Seat encodes the seat this session belongs to, if there is any. This is a structure consisting of the ID and the seat object path.
TTY encodes the kernel TTY path of the session if this is a text login. If not this is an empty string.
Display encodes the X11 display name if this is a graphical login. If not this is an empty string.
Remote encodes whether the session is local or remote.
RemoteHost and RemoteUser encode the remote host and user if this is a remote session, or an empty string otherwise.
Service encodes the PAM service name that registered the session.
Leader encodes the PID of the process that registered the session.
Audit encodes the Kernel Audit session ID of the session, if auditing is available.
Type encodes the session type.
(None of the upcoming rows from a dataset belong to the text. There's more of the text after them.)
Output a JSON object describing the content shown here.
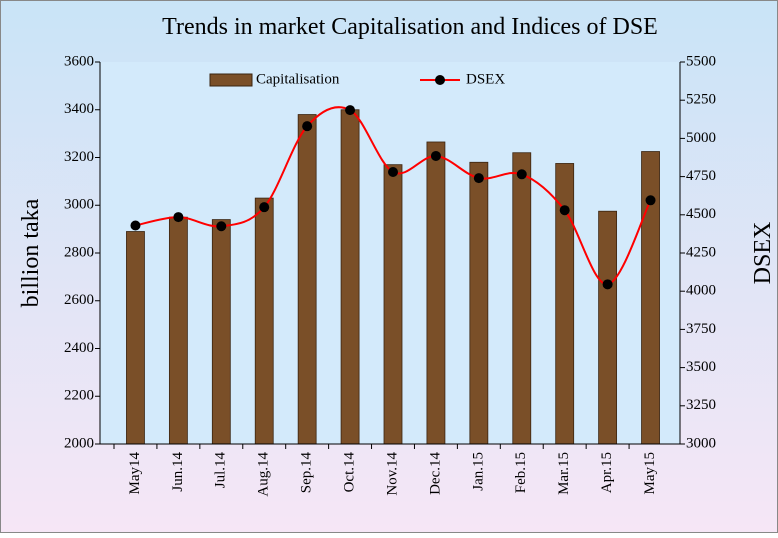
{
  "chart_data": {
    "type": "bar_line",
    "title": "Trends in market Capitalisation and Indices of DSE",
    "ylabel": "billion taka",
    "y2label": "DSEX",
    "categories": [
      "May14",
      "Jun.14",
      "Jul.14",
      "Aug.14",
      "Sep.14",
      "Oct.14",
      "Nov.14",
      "Dec.14",
      "Jan.15",
      "Feb.15",
      "Mar.15",
      "Apr.15",
      "May15"
    ],
    "series": [
      {
        "name": "Capitalisation",
        "type": "bar",
        "color": "#7a4f28",
        "values": [
          2890,
          2950,
          2940,
          3030,
          3380,
          3400,
          3170,
          3265,
          3180,
          3220,
          3175,
          2975,
          3225
        ]
      },
      {
        "name": "DSEX",
        "type": "line",
        "axis": "y2",
        "color": "#ff0000",
        "values": [
          4430,
          4485,
          4425,
          4550,
          5080,
          5185,
          4780,
          4885,
          4740,
          4765,
          4530,
          4045,
          4595
        ]
      }
    ],
    "ylim": [
      2000,
      3600
    ],
    "yticks": [
      2000,
      2200,
      2400,
      2600,
      2800,
      3000,
      3200,
      3400,
      3600
    ],
    "y2lim": [
      3000,
      5500
    ],
    "y2ticks": [
      3000,
      3250,
      3500,
      3750,
      4000,
      4250,
      4500,
      4750,
      5000,
      5250,
      5500
    ],
    "legend": "top"
  }
}
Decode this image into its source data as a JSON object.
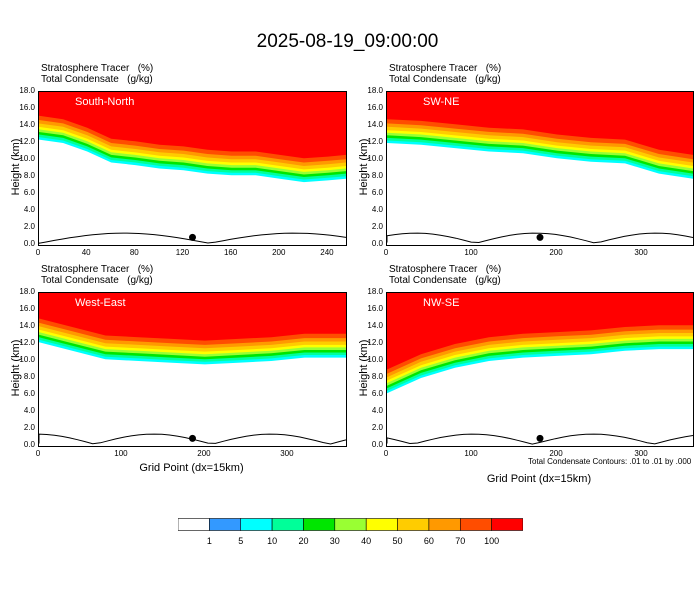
{
  "main_title": "2025-08-19_09:00:00",
  "panels": [
    {
      "header1": "Stratosphere Tracer   (%)",
      "header2": "Total Condensate   (g/kg)",
      "inset_label": "South-North",
      "ylabel": "Height (km)",
      "xlabel": "",
      "xticks": [
        "0",
        "40",
        "80",
        "120",
        "160",
        "200",
        "240"
      ],
      "xmax": 255
    },
    {
      "header1": "Stratosphere Tracer   (%)",
      "header2": "Total Condensate   (g/kg)",
      "inset_label": "SW-NE",
      "ylabel": "Height (km)",
      "xlabel": "",
      "xticks": [
        "0",
        "100",
        "200",
        "300"
      ],
      "xmax": 360
    },
    {
      "header1": "Stratosphere Tracer   (%)",
      "header2": "Total Condensate   (g/kg)",
      "inset_label": "West-East",
      "ylabel": "Height (km)",
      "xlabel": "Grid Point (dx=15km)",
      "xticks": [
        "0",
        "100",
        "200",
        "300"
      ],
      "xmax": 370
    },
    {
      "header1": "Stratosphere Tracer   (%)",
      "header2": "Total Condensate   (g/kg)",
      "inset_label": "NW-SE",
      "ylabel": "Height (km)",
      "xlabel": "Grid Point (dx=15km)",
      "xticks": [
        "0",
        "100",
        "200",
        "300"
      ],
      "xmax": 360
    }
  ],
  "yticks": [
    "0.0",
    "2.0",
    "4.0",
    "6.0",
    "8.0",
    "10.0",
    "12.0",
    "14.0",
    "16.0",
    "18.0"
  ],
  "contour_note": "Total Condensate Contours: .01 to .01 by .000",
  "colorbar": {
    "labels": [
      "1",
      "5",
      "10",
      "20",
      "30",
      "40",
      "50",
      "60",
      "70",
      "100"
    ],
    "colors": [
      "#ffffff",
      "#3399ff",
      "#00ffff",
      "#00ff99",
      "#00e600",
      "#99ff33",
      "#ffff00",
      "#ffcc00",
      "#ff9900",
      "#ff4d00",
      "#ff0000"
    ]
  },
  "chart_data": {
    "type": "heatmap",
    "title": "2025-08-19_09:00:00",
    "ylabel": "Height (km)",
    "xlabel": "Grid Point (dx=15km)",
    "ylim": [
      0,
      18
    ],
    "levels": [
      1,
      5,
      10,
      20,
      30,
      40,
      50,
      60,
      70,
      100
    ],
    "panels": [
      {
        "name": "South-North",
        "xlim": [
          0,
          255
        ],
        "tropopause_height_km": [
          15.2,
          14.8,
          13.8,
          12.5,
          12.2,
          11.8,
          11.6,
          11.2,
          11.0,
          11.0,
          10.6,
          10.2,
          10.4,
          10.6
        ],
        "tropopause_x": [
          0,
          20,
          40,
          60,
          80,
          100,
          120,
          140,
          160,
          180,
          200,
          220,
          240,
          255
        ]
      },
      {
        "name": "SW-NE",
        "xlim": [
          0,
          360
        ],
        "tropopause_height_km": [
          14.8,
          14.6,
          14.2,
          13.8,
          13.6,
          13.0,
          12.6,
          12.4,
          11.2,
          10.6
        ],
        "tropopause_x": [
          0,
          40,
          80,
          120,
          160,
          200,
          240,
          280,
          320,
          360
        ]
      },
      {
        "name": "West-East",
        "xlim": [
          0,
          370
        ],
        "tropopause_height_km": [
          15.0,
          14.0,
          13.0,
          12.8,
          12.6,
          12.4,
          12.6,
          12.8,
          13.2,
          13.2
        ],
        "tropopause_x": [
          0,
          40,
          80,
          120,
          160,
          200,
          240,
          280,
          320,
          370
        ]
      },
      {
        "name": "NW-SE",
        "xlim": [
          0,
          360
        ],
        "tropopause_height_km": [
          9.0,
          10.8,
          12.0,
          12.8,
          13.2,
          13.4,
          13.6,
          14.0,
          14.2,
          14.2
        ],
        "tropopause_x": [
          0,
          40,
          80,
          120,
          160,
          200,
          240,
          280,
          320,
          360
        ]
      }
    ]
  }
}
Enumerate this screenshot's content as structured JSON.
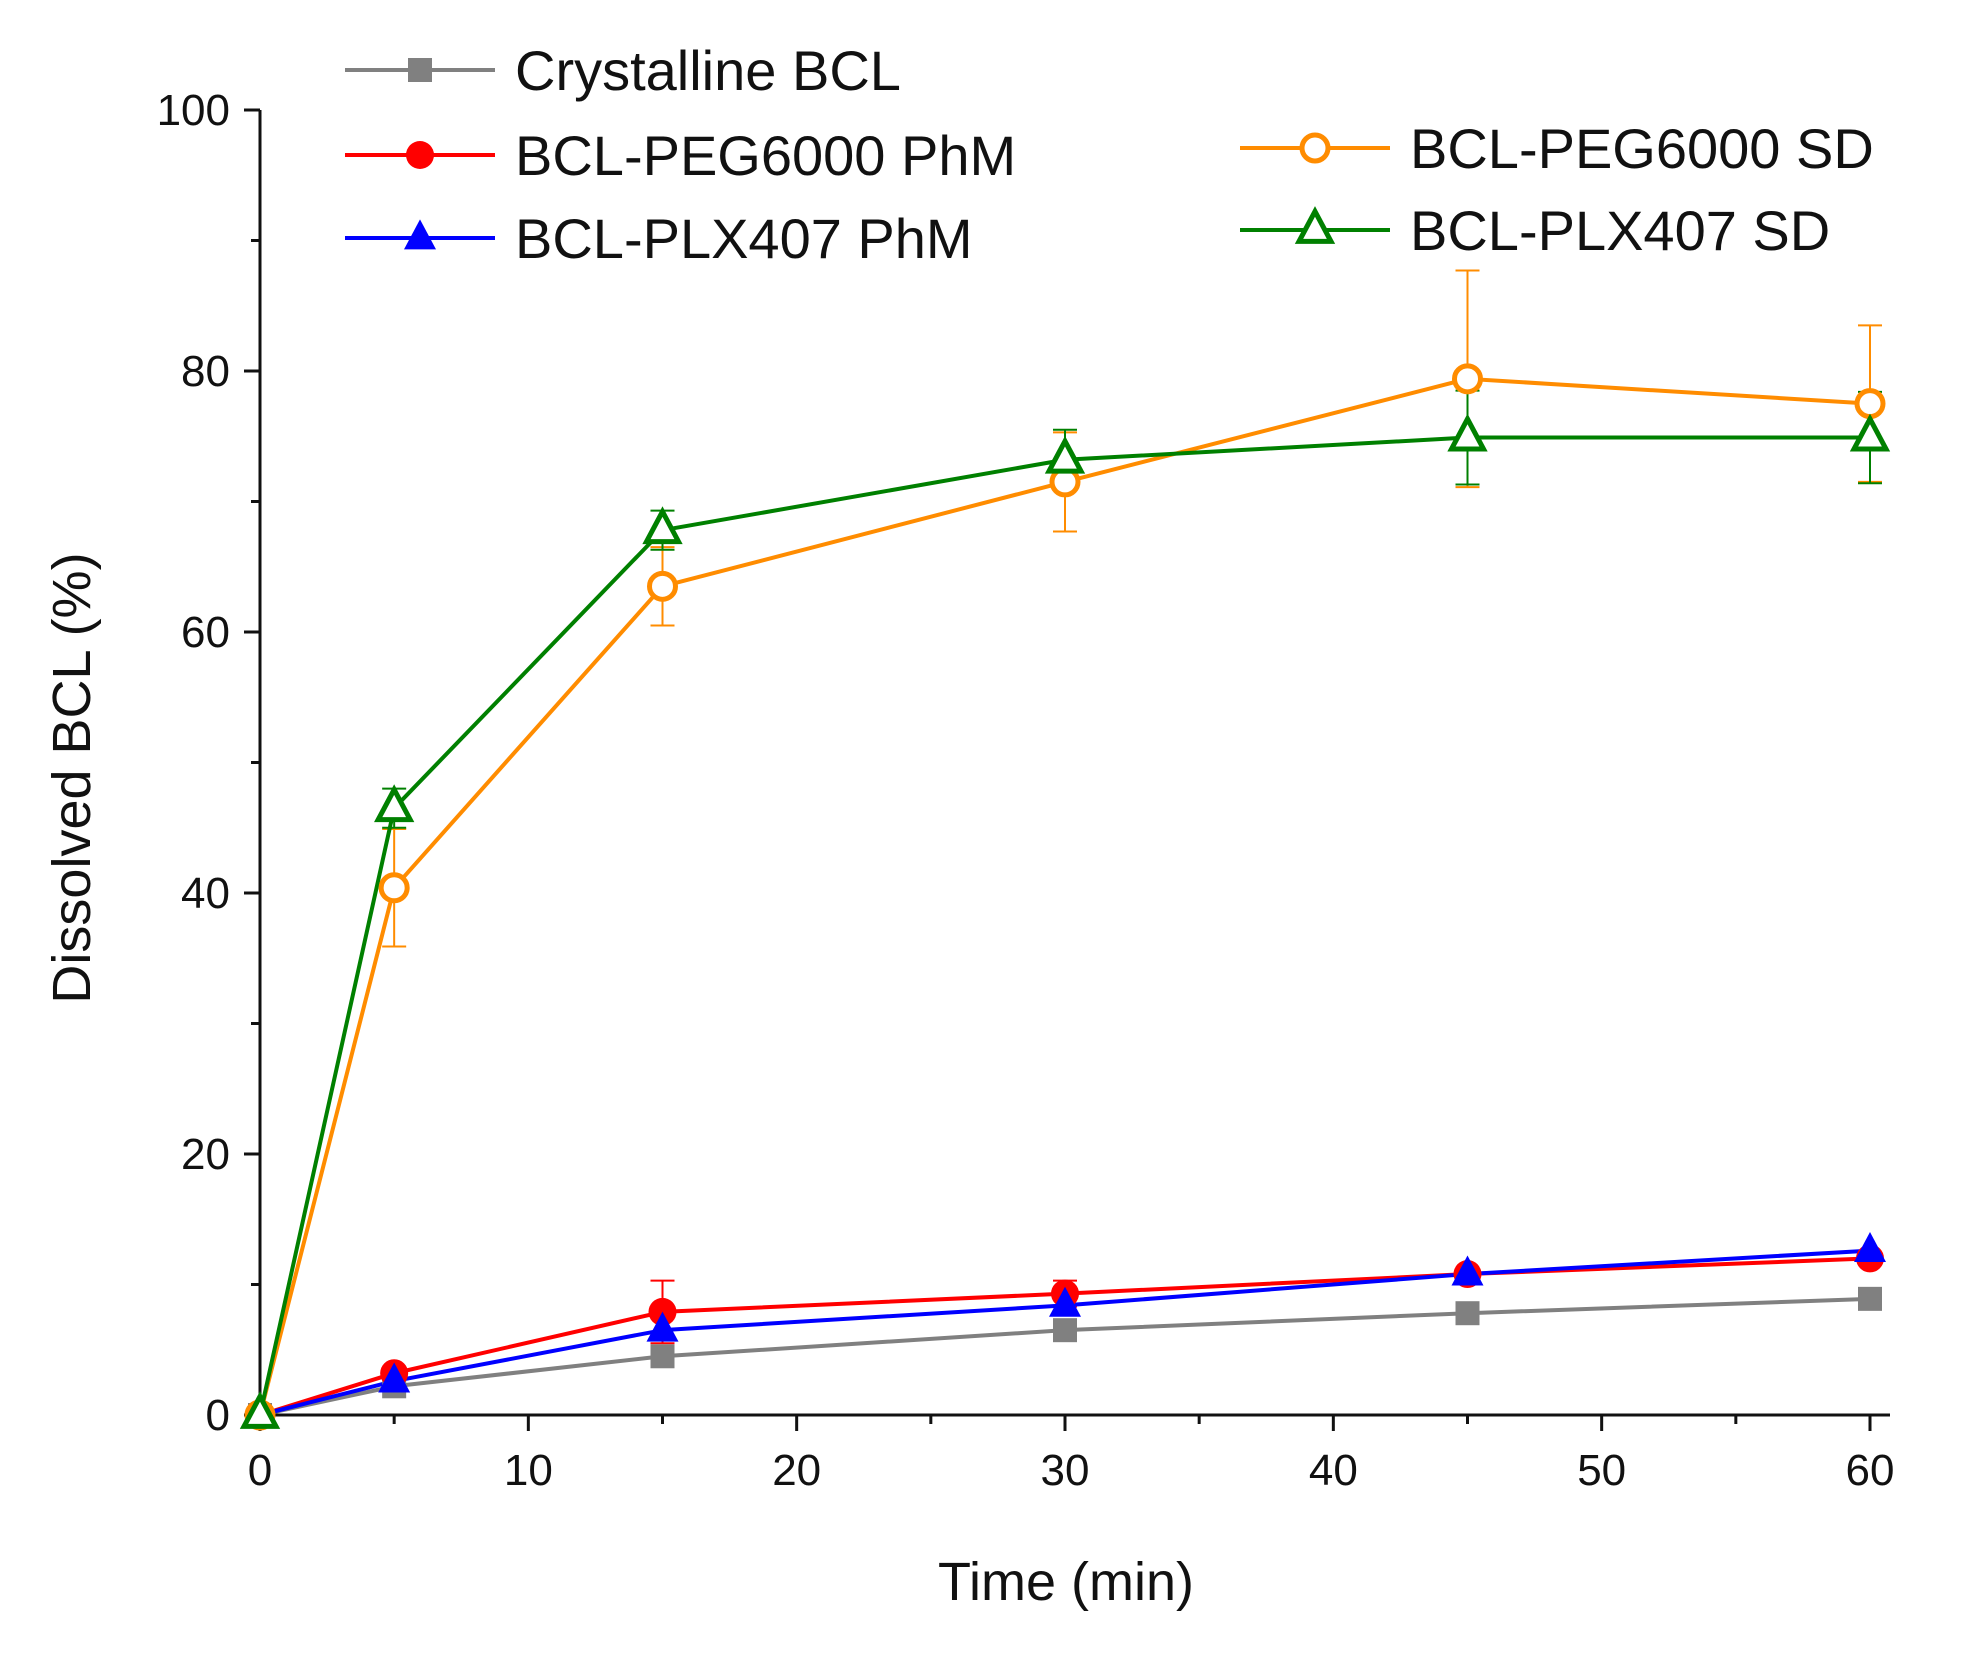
{
  "chart_data": {
    "type": "line",
    "title": "",
    "xlabel": "Time (min)",
    "ylabel": "Dissolved BCL (%)",
    "xlim": [
      0,
      60
    ],
    "ylim": [
      0,
      100
    ],
    "x_ticks": [
      0,
      10,
      20,
      30,
      40,
      50,
      60
    ],
    "y_ticks": [
      0,
      20,
      40,
      60,
      80,
      100
    ],
    "x_tick_labels": [
      "0",
      "10",
      "20",
      "30",
      "40",
      "50",
      "60"
    ],
    "y_tick_labels": [
      "0",
      "20",
      "40",
      "60",
      "80",
      "100"
    ],
    "grid": false,
    "legend_position": "top",
    "series": [
      {
        "name": "Crystalline BCL",
        "color": "#808080",
        "marker": "square-filled",
        "x": [
          0,
          5,
          15,
          30,
          45,
          60
        ],
        "y": [
          0,
          2.2,
          4.5,
          6.5,
          7.8,
          8.9
        ],
        "error": [
          0,
          0,
          0,
          0,
          0,
          0
        ]
      },
      {
        "name": "BCL-PEG6000 PhM",
        "color": "#ff0000",
        "marker": "circle-filled",
        "x": [
          0,
          5,
          15,
          30,
          45,
          60
        ],
        "y": [
          0,
          3.2,
          7.9,
          9.3,
          10.8,
          12.0
        ],
        "error": [
          0,
          0,
          2.4,
          1.0,
          0,
          0
        ]
      },
      {
        "name": "BCL-PLX407 PhM",
        "color": "#0000ff",
        "marker": "triangle-filled",
        "x": [
          0,
          5,
          15,
          30,
          45,
          60
        ],
        "y": [
          0,
          2.6,
          6.5,
          8.4,
          10.8,
          12.6
        ],
        "error": [
          0,
          0,
          0,
          0,
          0,
          0
        ]
      },
      {
        "name": "BCL-PEG6000 SD",
        "color": "#ff8c00",
        "marker": "circle-open",
        "x": [
          0,
          5,
          15,
          30,
          45,
          60
        ],
        "y": [
          0,
          40.4,
          63.5,
          71.5,
          79.4,
          77.5
        ],
        "error": [
          0,
          4.5,
          3.0,
          3.8,
          8.3,
          6.0
        ]
      },
      {
        "name": "BCL-PLX407 SD",
        "color": "#008000",
        "marker": "triangle-open",
        "x": [
          0,
          5,
          15,
          30,
          45,
          60
        ],
        "y": [
          0,
          46.5,
          67.8,
          73.2,
          74.9,
          74.9
        ],
        "error": [
          0,
          1.5,
          1.5,
          2.3,
          3.6,
          3.5
        ]
      }
    ]
  }
}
It's one of "unspecified" (for cron PAM sessions and suchlike), "tty" (for text logins) or "x11" (for graphical logins).
Class encodes the session class. It's one of "user" (for normal user sessions), "greeter" (for display manager pseudo-sessions), "lock-screen" (for display lock screens).
Active is a boolean that is true if the session is active, i.e. currently in the foreground. This field is semi-redundant due to State.
State encodes the session state and one of "online", "active", "closing". See sd_session_get_state(3) for more information about the states.
Controllers and ResetControllers encode the cgroup controllers this session has been explicitly added to/remove from, using pam_systemd's command line.
KillProcesses encodes whether the processes of this session shall be killed if the session ends. It's also controllable on pam_systemd's command line.
IdleHint, IdleSinceHint, IdleSinceHintMonotonic encapsulate the idle hint state of this session, similar to how the respective properties on the manager object do it for the whole system.
These D-Bus interfaces follow the usual interface versioning guidelines.